En 1970, Jean-Marc Maniatis ouvre son salon dans le 16ème arrondissement. Le succès est immédiat. Les mannequins et actrices le suivent. Parallèlement, il est en charge des coiffures sur un grand nombre de défilés, de Karl Lagerfeld à André Courrèges, en passant par Sonia Rykiel, Jean-Charles de Castelbajac, Chloé ou Dorothée Bis. C’est le coiffeur des stars (Alain Delon, Sophie Marceau, Vanessa Paradis...), mais pas seulement. Il est aussi d’une extrême exigence, c’est un perfectionniste qui entraîne ses équipes en formation deux fois par semaine jusqu’à une heure du matin. Et qui est présent à ces formations…

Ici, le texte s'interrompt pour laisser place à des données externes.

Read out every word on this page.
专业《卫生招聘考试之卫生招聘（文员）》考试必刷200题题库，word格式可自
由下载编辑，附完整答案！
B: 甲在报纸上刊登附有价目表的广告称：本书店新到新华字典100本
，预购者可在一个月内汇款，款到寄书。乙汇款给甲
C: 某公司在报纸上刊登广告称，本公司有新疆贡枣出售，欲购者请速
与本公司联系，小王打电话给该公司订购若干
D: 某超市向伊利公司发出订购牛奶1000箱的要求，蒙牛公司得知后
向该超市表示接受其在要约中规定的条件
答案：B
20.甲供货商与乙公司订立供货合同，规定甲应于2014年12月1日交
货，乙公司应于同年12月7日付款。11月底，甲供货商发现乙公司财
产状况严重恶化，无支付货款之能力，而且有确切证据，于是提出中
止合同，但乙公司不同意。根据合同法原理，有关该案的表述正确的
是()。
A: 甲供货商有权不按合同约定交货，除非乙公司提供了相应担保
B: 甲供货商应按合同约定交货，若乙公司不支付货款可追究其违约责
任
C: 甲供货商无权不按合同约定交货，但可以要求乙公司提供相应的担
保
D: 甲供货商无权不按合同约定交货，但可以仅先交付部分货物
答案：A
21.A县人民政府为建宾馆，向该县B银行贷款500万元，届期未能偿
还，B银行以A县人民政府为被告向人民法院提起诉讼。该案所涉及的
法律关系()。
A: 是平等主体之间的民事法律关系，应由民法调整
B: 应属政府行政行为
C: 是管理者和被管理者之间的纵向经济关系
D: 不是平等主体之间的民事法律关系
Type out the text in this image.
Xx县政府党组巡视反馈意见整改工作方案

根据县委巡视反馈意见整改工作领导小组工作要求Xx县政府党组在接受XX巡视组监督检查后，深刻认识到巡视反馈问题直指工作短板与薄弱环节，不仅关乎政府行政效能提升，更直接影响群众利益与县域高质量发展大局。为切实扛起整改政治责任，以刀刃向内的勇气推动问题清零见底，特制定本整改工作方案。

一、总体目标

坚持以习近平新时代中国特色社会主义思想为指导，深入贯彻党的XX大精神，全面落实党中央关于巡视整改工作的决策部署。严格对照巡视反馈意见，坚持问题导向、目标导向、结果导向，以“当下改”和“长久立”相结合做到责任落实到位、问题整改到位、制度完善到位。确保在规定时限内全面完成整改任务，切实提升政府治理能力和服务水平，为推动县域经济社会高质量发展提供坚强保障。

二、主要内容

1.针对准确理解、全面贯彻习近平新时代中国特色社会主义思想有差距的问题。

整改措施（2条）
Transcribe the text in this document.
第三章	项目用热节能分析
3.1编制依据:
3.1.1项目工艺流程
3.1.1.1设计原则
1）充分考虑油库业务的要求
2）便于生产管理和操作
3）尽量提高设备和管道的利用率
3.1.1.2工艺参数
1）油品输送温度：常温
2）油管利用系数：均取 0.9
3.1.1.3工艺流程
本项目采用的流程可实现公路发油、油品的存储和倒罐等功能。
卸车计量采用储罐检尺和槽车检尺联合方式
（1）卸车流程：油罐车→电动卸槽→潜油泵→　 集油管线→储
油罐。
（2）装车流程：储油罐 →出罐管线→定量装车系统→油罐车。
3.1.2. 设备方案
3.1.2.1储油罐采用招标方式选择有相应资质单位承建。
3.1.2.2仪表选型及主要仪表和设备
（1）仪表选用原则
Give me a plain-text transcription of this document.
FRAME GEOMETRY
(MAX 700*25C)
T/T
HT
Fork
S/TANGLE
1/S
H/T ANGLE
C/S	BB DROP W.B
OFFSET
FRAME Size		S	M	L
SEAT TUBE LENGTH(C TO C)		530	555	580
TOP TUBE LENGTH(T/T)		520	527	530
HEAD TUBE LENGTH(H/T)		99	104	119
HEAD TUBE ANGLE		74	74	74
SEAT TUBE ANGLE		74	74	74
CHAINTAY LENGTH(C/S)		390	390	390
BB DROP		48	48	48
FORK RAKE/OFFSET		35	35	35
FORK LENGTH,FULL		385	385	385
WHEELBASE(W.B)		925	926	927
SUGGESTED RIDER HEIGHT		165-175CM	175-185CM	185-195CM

Avec Sylvie Vartan © Roger-Viollet
« Il accordait une attention particulière à la formation du personnel, poursuit André Delahaigue. Il souhaitait apporter la même qualité de coiffure dans les salons que ce qu’il faisait pour les magazines. » Evidemment, le rythme était dur, pour les équipes. Mais il les emmenait, car il avait une vision : avec Jean Louis David et Jacques Dessange, il était, tout simplement, en train de créer le prêt-à-porter de la coiffure, comme le prêt-à-porter Couture était en train de naître, sous l’impulsion d’Yves Saint Laurent.
La révolution des années 70
« C’était un mouvement général, note encore André Delahaigue. Ces trois coiffeurs apportaient un nouveau souffle. Par rapport à ce qui se faisait chez Alexandre de Paris ou Carita, les cheveux étaient libres, ils bougeaient. On envoyait valser les bigoudis, on se libérait des contraintes. Le prêt-à-porter commençait à se développer dans la mode, et parallèlement, dans la musique, les Rolling Stones et les Beatles faisaient aussi souffler un vent de liberté. Dans la coiffure, c’était les cheveux, et la coupe. La coupe, la coupe, la coupe. »
Collection Maniatis Paris 2020 © Laurent Darmon
Dans les années 70, on ne veut plus de brushing. La coiffure tient uniquement par la coupe, un travail de construction précis et rigoureux. Le cheveu doit se (re)placer tout seul. Jean-Marc Maniatis incarne ce renouveau. Chez lui, la coupe tient deux mois. Dans les années 90, il impose la coupe à sec, qui permet de mieux tenir compte de la texture particulière de chaque cheveu, de sa nature (raides ou bouclés, fins ou épais…). En cela, c’est indéniablement un précurseur. Qui travaille aussi avec le fameux « Club des créateurs de beauté », à la même époque. Un catalogue de vente par correspondance de produits cosmétiques branchés (Agnès B., Maniatis…) qui fait fureur auprès des jeunes femmes. Un peu l’ancêtre des e-shops d’aujourd’hui…
Avec Mylène Farmer © D.R.
Passionné, il a su partager l’amour de son métier, et a transmis à ses collaborateurs des valeurs qu’ils continuent de transmettre, encore aujourd’hui, aux nouveaux arrivants. Sa marque, rachetée en 2009 par Franck Provost et le groupe Provalliance, a su garder son âme, sous l’impulsion notamment d’André Delahaigue, son directeur artistique de 2009 à début 2021, mais aussi d’Alexandre Protti, directeurs des 4 salons Maniatis parisiens, grâce à ses 27 ans de maison.
« Plus qu’un coiffeur, Jean-Marc Maniatis était un artiste, affirme ce dernier. Il a su donner un sens à son travail, à notre travail à travers un style précurseur, une véritable exigence dans l’exécution et la transmission de son savoir-faire. Il a créé sa propre méthode de coupe. Il nous laisse en héritage une vraie richesse, celle de sa technique et de ses valeurs, que nous nous engageons à transmettre aux futures générations. » Après plus de 50 ans d’existence, la maison Maniatis, déjà émancipée de son créateur, devrait pouvoir continuer à porter haut les valeurs de la coiffure.